鐘樓飯店というものがたくさん検索できます。タワーホテルでした。
そのほか、ヨーロッパ旅行記で寺院などの高い塔に対して鐘楼という言葉を使う例が多数見つかります。
しかし、鐘楼堂という言葉はなかなか見つかりません。
勝手に想像すると、「鐘楼」では仏教のイメージがないので、「堂」をつけて仏教らしさを強く出したのではないでしょうか。
あくまでも「お堂」の一つです、ということですね。
あくまでも勝手な想像です。
アップするとこんな感じで、オーソドックスを目指したのでしょうか。
鐘楼堂のアップ
もう少し本堂に近づくと、説明の石碑がありました。
本堂前の石碑
全国でも数少ない八角堂であると刻まれています。
起源は、円形に近づけるための形の様です。
日本の伝統的な建築は、柱で屋根の重量をささえる構造をとります。
円形にするには、柱をたくさん並べなくてはならず、厄介です。
そこで、柱を八本にとどめてできたのが八角堂というわけです。
【参考】文化財探訪クラブ 3 寺院建築 濱島正士監修 山川出版社 第一版 P.54
ちなみに、八角堂は八角円堂と呼ばれることもあり、××円堂と呼ばれるもものが八角形であったりします。

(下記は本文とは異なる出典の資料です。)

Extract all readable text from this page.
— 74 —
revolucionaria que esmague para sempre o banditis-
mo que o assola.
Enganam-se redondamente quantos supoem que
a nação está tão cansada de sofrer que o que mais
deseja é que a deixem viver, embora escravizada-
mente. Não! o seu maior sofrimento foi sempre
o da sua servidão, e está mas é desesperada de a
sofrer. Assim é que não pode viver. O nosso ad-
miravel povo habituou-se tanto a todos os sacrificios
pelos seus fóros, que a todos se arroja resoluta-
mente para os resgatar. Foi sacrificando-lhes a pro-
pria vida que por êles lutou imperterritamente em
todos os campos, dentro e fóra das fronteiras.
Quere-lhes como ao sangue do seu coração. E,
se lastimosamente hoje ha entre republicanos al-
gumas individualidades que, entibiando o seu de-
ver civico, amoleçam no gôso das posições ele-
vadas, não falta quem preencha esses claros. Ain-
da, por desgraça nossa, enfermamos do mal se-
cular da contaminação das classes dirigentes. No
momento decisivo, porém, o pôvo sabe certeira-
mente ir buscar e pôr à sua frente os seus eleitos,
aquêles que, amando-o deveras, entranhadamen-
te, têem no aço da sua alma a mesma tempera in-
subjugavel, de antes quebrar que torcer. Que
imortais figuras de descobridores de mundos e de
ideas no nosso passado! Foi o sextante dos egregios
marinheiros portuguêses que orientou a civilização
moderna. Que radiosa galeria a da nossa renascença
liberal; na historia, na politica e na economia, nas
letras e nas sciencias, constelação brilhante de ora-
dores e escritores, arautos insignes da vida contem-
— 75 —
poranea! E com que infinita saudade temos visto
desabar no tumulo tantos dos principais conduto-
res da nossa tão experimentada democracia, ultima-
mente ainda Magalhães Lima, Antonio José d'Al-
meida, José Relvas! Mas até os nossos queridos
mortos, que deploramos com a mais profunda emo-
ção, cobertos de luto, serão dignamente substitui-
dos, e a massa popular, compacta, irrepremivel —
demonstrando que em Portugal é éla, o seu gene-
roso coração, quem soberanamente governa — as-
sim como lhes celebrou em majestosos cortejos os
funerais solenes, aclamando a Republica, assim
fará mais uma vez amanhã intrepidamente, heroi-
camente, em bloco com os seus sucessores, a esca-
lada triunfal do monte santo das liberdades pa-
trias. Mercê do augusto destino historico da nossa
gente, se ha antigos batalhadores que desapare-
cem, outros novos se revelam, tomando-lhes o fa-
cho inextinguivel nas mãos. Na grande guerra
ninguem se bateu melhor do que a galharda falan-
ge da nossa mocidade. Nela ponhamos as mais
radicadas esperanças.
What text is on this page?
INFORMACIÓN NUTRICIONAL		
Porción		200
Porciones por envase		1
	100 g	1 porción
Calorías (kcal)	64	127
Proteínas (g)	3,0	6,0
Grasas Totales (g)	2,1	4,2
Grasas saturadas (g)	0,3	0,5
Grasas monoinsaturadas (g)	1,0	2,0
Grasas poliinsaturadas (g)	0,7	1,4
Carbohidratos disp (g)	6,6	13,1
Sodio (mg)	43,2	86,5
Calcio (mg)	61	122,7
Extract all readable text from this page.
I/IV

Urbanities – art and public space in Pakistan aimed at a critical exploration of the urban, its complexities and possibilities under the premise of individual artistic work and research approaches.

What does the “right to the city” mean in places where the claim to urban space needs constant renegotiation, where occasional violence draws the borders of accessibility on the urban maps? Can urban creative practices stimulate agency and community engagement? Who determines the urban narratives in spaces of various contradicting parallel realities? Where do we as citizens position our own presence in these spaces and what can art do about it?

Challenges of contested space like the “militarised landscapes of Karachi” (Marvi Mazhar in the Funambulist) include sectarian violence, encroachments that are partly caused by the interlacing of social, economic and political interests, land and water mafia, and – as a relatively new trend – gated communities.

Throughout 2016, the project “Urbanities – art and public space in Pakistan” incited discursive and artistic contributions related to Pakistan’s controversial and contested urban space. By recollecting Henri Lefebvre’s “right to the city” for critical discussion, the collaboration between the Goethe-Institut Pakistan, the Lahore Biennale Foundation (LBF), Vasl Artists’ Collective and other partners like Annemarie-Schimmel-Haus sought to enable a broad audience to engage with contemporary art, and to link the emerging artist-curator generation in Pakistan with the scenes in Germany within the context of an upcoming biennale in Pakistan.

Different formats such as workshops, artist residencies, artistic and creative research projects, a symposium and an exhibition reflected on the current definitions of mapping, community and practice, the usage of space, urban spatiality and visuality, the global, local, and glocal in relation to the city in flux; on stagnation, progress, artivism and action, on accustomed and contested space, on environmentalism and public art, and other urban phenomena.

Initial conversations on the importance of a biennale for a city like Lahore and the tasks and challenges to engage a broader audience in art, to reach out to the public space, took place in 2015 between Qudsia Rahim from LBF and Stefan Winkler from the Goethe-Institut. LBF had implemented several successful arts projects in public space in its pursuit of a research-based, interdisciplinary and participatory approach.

たとえば、興福寺の北円堂、南円堂はどちらも八角形です。
工事中なのを幸いに、地面を撮影しました。このような写真はなかなかとれません。
本堂の基礎部分
八角形の一部が見えています。
その内側に、柱を支える礎石の列があります。
一辺が4本の柱で構成されているようです。ただし両端の柱は、2辺で共有です。
その内側に大きな礎石があります。
礎石部分
これを見ると、礎石の中央に穴をあけ、そこに柱をはめ込んでいるようです。
いずれにしても、肝心の本堂を見なければどうにもなりません。
修理が完了したときには、再度写真を撮りに来ることにしましょう。
【感想】
門の手前に立っている二体の仁王像が印象的です。
仁王門があってその建物の中にいる、というのではありません。
開かれたお寺ということでしょうか。
帰りがけの仁王像
にらみつけて圧倒するのではなく、またいらっしゃい、とやさしくよびかけているような気がしました。